DEC was a real pity; the ALPHA math unit had some features I still wish were common to modern math units. Among DEC's problems was that it was trying to increase share in a market which was shrinking and they also bet way too much on a small number of *HUGE* projects rather than using their considerable expertise to grow income by expanding into different markets.

Not so optimistic

I would have guessed the main reason to buy Sun was for JAVA; after all Oracle is a software company. Then the various statements came out: not interested in SPARC (understandable), not really interested in Solaris because we're a Linux company (OK, one sad casualty), we're not all too keen on JAVA either (huh?). With such statements from big people at Oracle, I can't imagine what they would do with Sun except to split it into sections which can be sold on to other interests. The deal looks more bizarre as the days go by. What could Oracle gain by dismembering Sun? The only advantage I can see is that they control JAVA and IBM has a huge business based on the JAVA stack, so they've got a competitor's nuts in a vice.

VirtualBox ... I don't see Oracle having much use for

There is more than one angle here for VirtualBox.

Oracle is clearly interested in server virtualization given their offering of Oracle VM and their recent acquisition of Virtual Iron. But what about desktop virtualization?

There is a developer angle, a consumer angle and an enterprise angle for desktop virtualization. Do you think that VirtualBox could have a home here?

ORACLE DEVELOPMENT TOOLS
http://www.oracle.com/us/products/tools/index.htm

The promise of Java has been to write once and run anywhere, and it does pretty well at this. Having multiple platforms on a single machine would enable code developed with JDeveloper (or Eclipse) to be easily tested on multiple platforms.

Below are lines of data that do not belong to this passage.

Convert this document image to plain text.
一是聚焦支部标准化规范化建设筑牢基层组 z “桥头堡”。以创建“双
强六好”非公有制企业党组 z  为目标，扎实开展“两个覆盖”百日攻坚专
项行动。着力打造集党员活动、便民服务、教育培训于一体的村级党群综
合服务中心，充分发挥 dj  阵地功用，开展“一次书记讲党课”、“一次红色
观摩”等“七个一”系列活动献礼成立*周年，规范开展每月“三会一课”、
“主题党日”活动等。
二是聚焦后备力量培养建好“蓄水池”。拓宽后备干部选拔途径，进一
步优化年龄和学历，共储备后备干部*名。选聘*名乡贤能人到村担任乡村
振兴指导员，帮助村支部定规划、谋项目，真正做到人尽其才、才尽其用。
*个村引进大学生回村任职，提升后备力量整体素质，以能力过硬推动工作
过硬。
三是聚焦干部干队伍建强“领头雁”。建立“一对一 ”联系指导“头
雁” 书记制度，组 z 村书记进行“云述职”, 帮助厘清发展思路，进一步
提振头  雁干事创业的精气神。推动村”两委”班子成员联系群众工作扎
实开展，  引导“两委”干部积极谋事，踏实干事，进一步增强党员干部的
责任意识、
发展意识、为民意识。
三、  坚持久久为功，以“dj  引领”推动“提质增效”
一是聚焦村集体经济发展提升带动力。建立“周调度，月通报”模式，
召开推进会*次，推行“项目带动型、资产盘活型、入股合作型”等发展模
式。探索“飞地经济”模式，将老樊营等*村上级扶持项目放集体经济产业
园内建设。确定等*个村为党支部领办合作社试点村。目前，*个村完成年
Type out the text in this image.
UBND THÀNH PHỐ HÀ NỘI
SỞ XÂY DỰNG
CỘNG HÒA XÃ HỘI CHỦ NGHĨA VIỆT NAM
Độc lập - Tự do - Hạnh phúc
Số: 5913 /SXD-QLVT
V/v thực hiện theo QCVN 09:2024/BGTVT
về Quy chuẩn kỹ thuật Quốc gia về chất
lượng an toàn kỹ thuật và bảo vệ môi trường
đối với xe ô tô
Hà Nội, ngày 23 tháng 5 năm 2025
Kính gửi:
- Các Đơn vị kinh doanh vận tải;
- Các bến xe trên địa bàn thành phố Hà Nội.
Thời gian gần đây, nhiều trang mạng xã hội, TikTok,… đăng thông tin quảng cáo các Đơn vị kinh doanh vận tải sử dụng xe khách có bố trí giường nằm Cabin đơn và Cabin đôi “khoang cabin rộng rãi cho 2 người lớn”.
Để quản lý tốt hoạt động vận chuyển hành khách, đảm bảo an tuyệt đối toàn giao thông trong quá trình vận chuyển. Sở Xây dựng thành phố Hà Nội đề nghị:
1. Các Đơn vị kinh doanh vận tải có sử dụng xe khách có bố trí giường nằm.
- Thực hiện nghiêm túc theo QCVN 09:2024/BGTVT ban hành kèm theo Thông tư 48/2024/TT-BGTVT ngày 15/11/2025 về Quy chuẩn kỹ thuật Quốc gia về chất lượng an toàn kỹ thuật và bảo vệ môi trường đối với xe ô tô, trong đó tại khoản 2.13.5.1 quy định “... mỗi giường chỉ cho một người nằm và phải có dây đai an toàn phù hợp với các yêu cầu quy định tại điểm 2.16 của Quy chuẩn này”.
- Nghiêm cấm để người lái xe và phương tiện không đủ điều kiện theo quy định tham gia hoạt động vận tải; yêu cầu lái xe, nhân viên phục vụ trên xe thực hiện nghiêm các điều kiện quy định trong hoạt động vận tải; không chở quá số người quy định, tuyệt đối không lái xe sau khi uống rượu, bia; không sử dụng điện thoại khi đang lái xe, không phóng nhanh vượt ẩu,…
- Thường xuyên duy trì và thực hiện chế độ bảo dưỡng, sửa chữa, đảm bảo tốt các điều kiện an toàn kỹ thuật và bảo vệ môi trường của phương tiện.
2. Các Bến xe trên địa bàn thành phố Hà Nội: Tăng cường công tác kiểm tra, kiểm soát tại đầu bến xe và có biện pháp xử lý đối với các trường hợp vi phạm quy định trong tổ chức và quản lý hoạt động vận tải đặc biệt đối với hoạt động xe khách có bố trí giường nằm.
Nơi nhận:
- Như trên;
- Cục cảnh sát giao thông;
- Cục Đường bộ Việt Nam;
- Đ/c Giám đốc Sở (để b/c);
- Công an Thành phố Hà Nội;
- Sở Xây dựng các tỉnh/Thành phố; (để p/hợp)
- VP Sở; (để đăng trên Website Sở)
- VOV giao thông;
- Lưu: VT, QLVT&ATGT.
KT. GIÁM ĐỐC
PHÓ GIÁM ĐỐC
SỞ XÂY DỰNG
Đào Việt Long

Parallels is still reeling from the VMWare assualt on Mac OSX. Just look how behind they are on the Linux platform. The question here is whether Oracle has any interest in the consumer market (as opposed to the enterprise market). Anyone who has downloaded JRE from java.com knows that this is also a consumer site. Lot's of consumer applications and applets run Sun's JRE.

And don't forget VirtualBox in the enterprise space. Oracle has the depth that Parallels lacks for countering VMWare. Is there a enterprise desktop virtualization angle for Oracle's wide range of enterprise applications?

A SPARC-powered game console!!!!

"Revealing a SPARC-powered game console!?"

Totally AWSOME idea. If only it were true. 6 hrs after release to the public it would have its own Linux distro on sourceforge.

Annoying

It is so annoying when IT types talk finance. You have no idea what GAAP / non-GAAP is. Why bring it up? Stupid. Oracle buys Sun for non-GAAP which is closer to cash. GAAP is an accounting anomaly and what Oracle and the investors care about is non-GAAP. Comparing GAAP to non-GAAP over different periods for different companies is absurd. Look at 99% of tech earnings estimates; they are non-GAAP.